The recent spate of unplanned outages and tightness in refining capacity highlight the challenges as the world transitions from fossil fuels to cleaner energy. In the US, gasoline is at the highest seasonal level in more than a decade, with the rise partially due to extreme heat limiting refinery output.
Meanwhile, as noted last week, the price of diesel — the fuel that powers global industry — has outpaced the rise in crude after a slew of refinery outages partly due to excessive heat. Low stockpiles are driving an “incredibly strong” diesel structure, signaling market tightness, said Ben Luckock, co-head of oil trading at Trafigura Group (see "Refiners Are Printing Money As Diesel Crack Soars").
It’s becoming more expensive to fund normal refining projects, Alex Grant, senior vice president for crude, products and liquids at Equinor SA, said in an interview. Existing refineries will operate at the highest rates they can, with refining margins staying high, he said.
The refining system is “crying out” for fresh investment with oil demand still growing, especially in Asia, said Sri Paravaikkarasu, director of market analysis at Phillips 66. Refiners need to cater to it, while also accounting for the green energy transition, she added.
But while the woke western world is suffering under the tyranny of green idiocy which has all but assured record high gasoline prices once the system realizes there is no more refining capacity, one clear winner is emerging far from the "western world."
As Bloomberg reports overnight, run rates at China’s state-owned refineries jumped 1.4% to a new high of 83.12% of capacity, the highest on record since Nov. 2021 when Bloomberg first started tracking the data by OilChem.
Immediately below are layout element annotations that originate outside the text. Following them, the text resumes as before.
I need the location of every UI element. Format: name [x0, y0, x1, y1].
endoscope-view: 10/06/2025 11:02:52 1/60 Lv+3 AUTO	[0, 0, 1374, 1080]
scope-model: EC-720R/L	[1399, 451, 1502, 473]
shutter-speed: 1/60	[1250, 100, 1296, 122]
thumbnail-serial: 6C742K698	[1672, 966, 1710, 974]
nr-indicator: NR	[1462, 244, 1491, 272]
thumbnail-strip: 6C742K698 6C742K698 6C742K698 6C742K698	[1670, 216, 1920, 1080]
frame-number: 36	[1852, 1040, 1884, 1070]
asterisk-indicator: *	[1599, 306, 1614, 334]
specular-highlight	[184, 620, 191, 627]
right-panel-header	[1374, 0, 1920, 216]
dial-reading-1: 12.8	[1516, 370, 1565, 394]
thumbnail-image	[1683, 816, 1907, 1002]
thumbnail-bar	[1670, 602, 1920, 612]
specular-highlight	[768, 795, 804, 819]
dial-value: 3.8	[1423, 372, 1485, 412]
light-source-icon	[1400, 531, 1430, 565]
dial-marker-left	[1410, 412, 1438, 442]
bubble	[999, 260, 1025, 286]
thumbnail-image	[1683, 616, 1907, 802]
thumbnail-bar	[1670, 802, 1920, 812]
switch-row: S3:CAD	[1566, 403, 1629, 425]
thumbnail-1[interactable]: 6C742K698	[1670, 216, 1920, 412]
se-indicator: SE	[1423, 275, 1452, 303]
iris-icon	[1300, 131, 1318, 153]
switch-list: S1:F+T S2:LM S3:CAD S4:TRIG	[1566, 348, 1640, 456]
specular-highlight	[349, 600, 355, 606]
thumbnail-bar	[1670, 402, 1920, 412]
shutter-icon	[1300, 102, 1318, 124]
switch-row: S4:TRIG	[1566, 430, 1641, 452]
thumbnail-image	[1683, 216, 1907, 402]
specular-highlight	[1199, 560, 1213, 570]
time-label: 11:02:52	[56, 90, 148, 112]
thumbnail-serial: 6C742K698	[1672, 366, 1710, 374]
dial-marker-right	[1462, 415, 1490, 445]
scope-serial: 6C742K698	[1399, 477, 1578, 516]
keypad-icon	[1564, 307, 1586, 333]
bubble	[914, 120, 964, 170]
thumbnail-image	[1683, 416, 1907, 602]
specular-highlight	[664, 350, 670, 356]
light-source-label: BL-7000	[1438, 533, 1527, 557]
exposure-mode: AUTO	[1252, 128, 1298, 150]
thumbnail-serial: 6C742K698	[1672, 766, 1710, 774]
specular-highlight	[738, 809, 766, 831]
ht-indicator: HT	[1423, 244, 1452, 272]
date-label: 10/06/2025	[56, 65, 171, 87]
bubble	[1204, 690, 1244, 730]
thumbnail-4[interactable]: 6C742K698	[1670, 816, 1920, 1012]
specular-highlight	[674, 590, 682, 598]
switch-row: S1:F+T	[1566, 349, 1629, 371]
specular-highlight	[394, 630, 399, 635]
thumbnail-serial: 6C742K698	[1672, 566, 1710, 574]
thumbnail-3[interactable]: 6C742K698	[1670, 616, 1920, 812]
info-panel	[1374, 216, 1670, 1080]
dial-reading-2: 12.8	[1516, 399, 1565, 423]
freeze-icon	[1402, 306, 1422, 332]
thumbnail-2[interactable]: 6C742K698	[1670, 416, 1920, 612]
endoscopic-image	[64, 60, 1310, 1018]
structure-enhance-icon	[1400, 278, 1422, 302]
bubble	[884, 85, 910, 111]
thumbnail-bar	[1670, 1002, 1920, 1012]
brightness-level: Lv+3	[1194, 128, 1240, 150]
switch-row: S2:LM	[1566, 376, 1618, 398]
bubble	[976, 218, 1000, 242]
As a result of the burst in activity, gasoline inventories +2.9% w/w to 13.1m tons in week to Sept. 7, after hitting its lowest since July 2019 in the previous week. while diesel stockpile +1.6% w/w to 16.8m tons.
And while China's own economy is suffering despite what Goldman recently calculated was record oil demand...
... the world's 2nd biggest economy is taking advantage of the western refining crisis to steal market share, and indeed transport fuel has become one of China’s fastest growing export sectors as the government increasingly leans on overseas sales to keep its vast oil refineries humming.
Beijing’s generous quotas for gasoline, diesel and jet fuel are allowing refiners to bypass uncertain home demand and profit from stronger world prices for oil products. That’s helping the economy’s otherwise poor export performance since the end of the pandemic; and yes, it comes at a staggering environmental cost.
In other words, by crippling western production - where there was at least some regulatory supervision over environmental standards - the green idiots have pushed the bulk of production to China where anything goes, and the environmental fallout resulting from this transfer is order of magnitude worse than if liberal progressives had not stuck their clueless noses in what they don't understand (which is pretty much everything) yet again.